Die Kane-Chroniken, Band 1: Die rote Pyramide
Kriegerin des Sonnengottes, das Instrument seines Willens. Könnt ihr euch vorstellen, welche Ehre das war?«
Sie fuhr die Krallen aus und betrachtete sie. »Wenn Leute Bilder von Res Kriegerkatze sehen, denken sie immer, es wäre Sachmet, die Löwin. Und sie war in der Tat seine erste Kriegerin, das stimmt. Aber sie war zu brutal, sie kannte keine Grenzen. Irgendwann wurde Sachmet in den Hintergrund gedrängt und Re erwählte mich zu seiner Kämpferin: die kleine Bastet.«
»Warum sagst du das so beschämt?«, fragte Sadie. »Du hast doch gesagt, es war eine Ehre.«
»Zuerst war ich stolz, Sadie. Ich habe ewig gegen die Schlange gekämpft. Katzen und Schlangen sind Todfeinde. Ich habe es gut gemacht. Doch dann zog sich Re in den Himmel zurück. Mit seinem letzten Zauberspruch band er mich an die Schlange. Er warf uns beide in einen Abgrund, wo ich gegen die Schlange kämpfen und sie für immer unter Kontrolle halten musste.«
Allmählich dämmerte es mir. »Du warst also keine unbedeutende Gefangene.
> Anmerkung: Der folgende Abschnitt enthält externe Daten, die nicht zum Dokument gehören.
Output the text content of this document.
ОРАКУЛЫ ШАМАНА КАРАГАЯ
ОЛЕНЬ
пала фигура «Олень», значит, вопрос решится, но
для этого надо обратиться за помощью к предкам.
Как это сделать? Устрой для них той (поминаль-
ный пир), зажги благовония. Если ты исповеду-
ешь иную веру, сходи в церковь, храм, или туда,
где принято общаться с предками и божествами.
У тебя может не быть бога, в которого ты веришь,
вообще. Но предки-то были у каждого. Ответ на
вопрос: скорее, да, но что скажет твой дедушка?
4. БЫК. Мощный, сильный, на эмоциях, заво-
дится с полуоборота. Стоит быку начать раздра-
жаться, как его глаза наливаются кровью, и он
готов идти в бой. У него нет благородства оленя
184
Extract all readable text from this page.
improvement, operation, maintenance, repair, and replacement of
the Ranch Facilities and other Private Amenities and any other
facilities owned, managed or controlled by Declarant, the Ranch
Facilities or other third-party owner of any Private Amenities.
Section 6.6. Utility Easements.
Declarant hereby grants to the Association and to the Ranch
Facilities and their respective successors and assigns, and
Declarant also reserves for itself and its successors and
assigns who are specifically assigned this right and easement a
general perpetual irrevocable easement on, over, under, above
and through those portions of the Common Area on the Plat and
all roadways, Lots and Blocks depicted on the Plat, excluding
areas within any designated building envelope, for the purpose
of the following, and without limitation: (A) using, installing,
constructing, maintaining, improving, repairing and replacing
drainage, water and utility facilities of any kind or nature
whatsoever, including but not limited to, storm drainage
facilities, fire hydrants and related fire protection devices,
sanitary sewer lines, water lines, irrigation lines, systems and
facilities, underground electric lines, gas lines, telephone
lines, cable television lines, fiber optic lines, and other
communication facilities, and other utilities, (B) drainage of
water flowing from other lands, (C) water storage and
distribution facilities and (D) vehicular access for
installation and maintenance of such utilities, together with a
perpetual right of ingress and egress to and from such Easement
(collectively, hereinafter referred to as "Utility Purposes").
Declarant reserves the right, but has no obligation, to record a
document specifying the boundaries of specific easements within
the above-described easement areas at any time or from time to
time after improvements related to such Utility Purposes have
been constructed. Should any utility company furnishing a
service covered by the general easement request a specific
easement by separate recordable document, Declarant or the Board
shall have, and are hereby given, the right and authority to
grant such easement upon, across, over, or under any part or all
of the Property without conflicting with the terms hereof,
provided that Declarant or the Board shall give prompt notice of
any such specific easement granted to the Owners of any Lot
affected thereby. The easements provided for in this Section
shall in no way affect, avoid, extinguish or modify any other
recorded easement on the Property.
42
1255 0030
Du warst länger als jede andere Gottheit eingesperrt.«
Sie schloss die Augen. »Ich erinnere mich immer noch an Res Worte: ›Meine treue Katze. Dies ist deine wichtigste Pflicht.‹ Und ich war so stolz darauf, es zu tun … jahrhundertelang. Dann Jahrtausende. Könnt ihr euch vorstellen, wie das war? Es bedeutete Messer gegen Zähne, Stechen und Schlagen, es war ein ewiges Ringen in der Dunkelheit. Unsere Lebenskräfte wurden schwächer, sowohl meine eigenen als auch die meines Feindes, und mir wurde klar, dass genau das Res Absicht gewesen war. Die Schlange und ich würden uns gegenseitig zerfleischen und die Welt wäre in Sicherheit. Nur weil er wusste, dass das Chaos Maat nicht überwältigen würde, konnte sich Re guten Gewissens zurückziehen. Ich hätte meine Pflicht auch erfüllt. Ich hatte keine Wahl. Bis eure Eltern –«
»Dir die Chance gaben zu flüchten«, beendete ich den Satz. »Und du hast sie ergriffen.«
Bastet sah niedergeschlagen auf. »Ich bin die Königin der Katzen. Ich habe viele Stärken. Aber um ehrlich zu sein, Carter … Katzen sind nicht besonders tapfer.«
»Und Ap… dein Feind?«
»Er blieb im Abgrund gefangen. Da waren sich euer Vater und ich sicher. Die Schlange war von den ewigen Kämpfen mit mir schon sehr geschwächt, und dass eure Mutter ihre eigene Lebenskraft einsetzte, um den Abgrund zu schließen, tja, das war … ein wirklich mächtiger Zauber. Eigentlich hätte die Schlange nicht in der Lage sein sollen, diese Art Siegel zu durchbrechen. Doch im Lauf der Jahre bekamen wir immer mehr Zweifel … ob das Gefängnis wirklich sicher war. Wenn es ihr irgendwie gelingen würde, auszubrechen und wieder zu Kräften zu kommen … Nicht auszudenken, was passieren könnte. Und es wäre alles meine Schuld.«
Ich versuchte mir die Schlange, Apophis, vorzustellen – ein Geschöpf des Chaos, das noch schlimmer als Seth war. Ich malte mir Bastet mit ihren Messern aus, wie sie in ihrem Gefängnis in den ewigen Kampf gegen dieses Ungeheuer verstrickt war. Vielleicht hätte ich böse auf Bastet sein sollen, dass sie uns die Wahrheit nicht früher erzählt hatte. Stattdessen tat sie mir leid. Sie war in derselben Lage gewesen wie wir jetzt – sie sollte eine Aufgabe erfüllen, die sie überforderte.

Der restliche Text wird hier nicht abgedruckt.